Trait cards give an ongoing power and an endgame bonus, but you must attach it to a dog the turn you claim it; otherwise, you must usually discard multiple cards.

When the "End Game" card appears in the deck, you complete the round so that each player has the same number of turns, then you tally points. Each dog has a food requirement. If you meet that requirement, the dog and all its traits and tucked cards will be worth points. However, if you don't give the dog the right type and amount of food, you score -2 points for that dog and ignore all tucked cards that would otherwise give you points (Don't let your dogs go hungry!). The player who scores the most points is the ultimate dog lover!

Mascarade (second edition)

Who are you in Mascarade? Whoever you want to be...at least until someone else calls you out on it!

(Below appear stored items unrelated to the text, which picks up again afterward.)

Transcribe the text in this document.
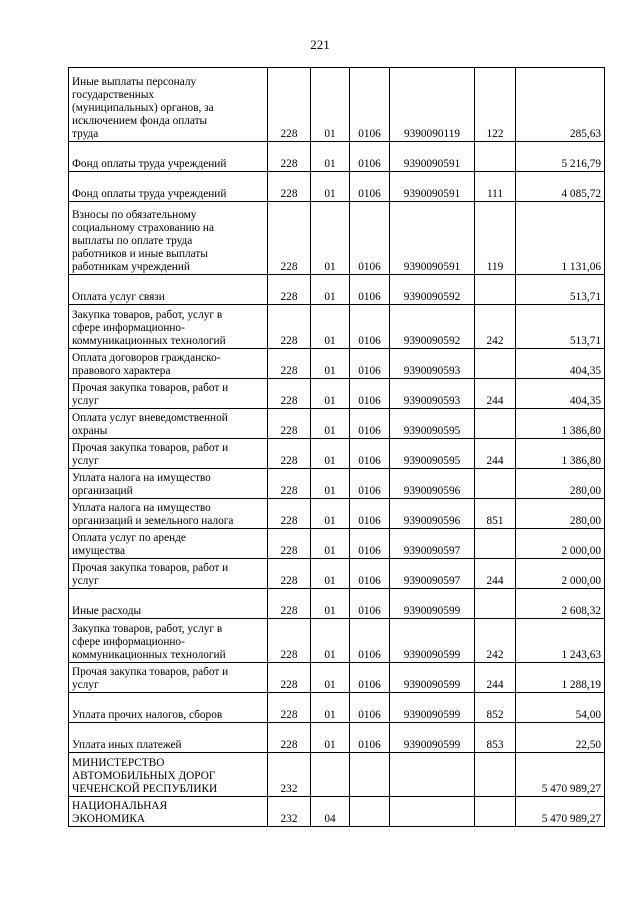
221
Иные выплаты персоналу
государственных
(муниципальных) органов, за
исключением фонда оплаты
труда	228	01	0106	9390090119	122	285,63

Фонд оплаты труда учреждений	228	01	0106	9390090591		5 216,79

Фонд оплаты труда учреждений	228	01	0106	9390090591	111	4 085,72
Взносы по обязательному
социальному страхованию на
выплаты по оплате труда
работников и иные выплаты
работникам учреждений	228	01	0106	9390090591	119	1 131,06

Оплата услуг связи	228	01	0106	9390090592		513,71
Закупка товаров, работ, услуг в
сфере информационно-
коммуникационных технологий	228	01	0106	9390090592	242	513,71
Оплата договоров гражданско-
правового характера	228	01	0106	9390090593		404,35
Прочая закупка товаров, работ и
услуг	228	01	0106	9390090593	244	404,35
Оплата услуг вневедомственной
охраны	228	01	0106	9390090595		1 386,80
Прочая закупка товаров, работ и
услуг	228	01	0106	9390090595	244	1 386,80
Уплата налога на имущество
организаций	228	01	0106	9390090596		280,00
Уплата налога на имущество
организаций и земельного налога	228	01	0106	9390090596	851	280,00
Оплата услуг по аренде
имущества	228	01	0106	9390090597		2 000,00
Прочая закупка товаров, работ и
услуг	228	01	0106	9390090597	244	2 000,00

Иные расходы	228	01	0106	9390090599		2 608,32
Закупка товаров, работ, услуг в
сфере информационно-
коммуникационных технологий	228	01	0106	9390090599	242	1 243,63
Прочая закупка товаров, работ и
услуг	228	01	0106	9390090599	244	1 288,19

Уплата прочих налогов, сборов	228	01	0106	9390090599	852	54,00

Уплата иных платежей	228	01	0106	9390090599	853	22,50
МИНИСТЕРСТВО
АВТОМОБИЛЬНЫХ ДОРОГ
ЧЕЧЕНСКОЙ РЕСПУБЛИКИ	232					5 470 989,27
НАЦИОНАЛЬНАЯ
ЭКОНОМИКА	232	04				5 470 989,27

Each character receives a face-down role card at the start of the game, and in a game with 4-5 players some role cards are placed in the center of the table. On a turn, you take one of three actions:

1) Announce your character: Claim the power of a certain character and take the associated action. You don't have to have that character card in front of you to take this action, but if someone else says that they're that character and reveals the card to prove it, that player takes the action instead while you lose one coin to the tribunal.

2) Swap cards or not: Take another player's character card along with yours, place them under the table, shuffle them around a bit, then give one card back to the other player while keeping one for yourself. You (presumably) know whether you changed characters and can have some idea of who you are now, but that other player might be in the dark.

3) Secretly look at your character: Look at your character card to make sure of who you are.

Play continues until one player obtains 13 coins and wins — or until a player has lost all of their coins, in which case the player with the most coins wins.

Mascarade includes more character cards than the number of players, so not all characters will be used in each game. The rules suggest that you use certain characters in your first games, but once you know the game, you can try many other distributions.

Note that this second edition of Mascarade includes 17 role cards, with these cards being a mix of roles from the original base game and the 2014 expansion.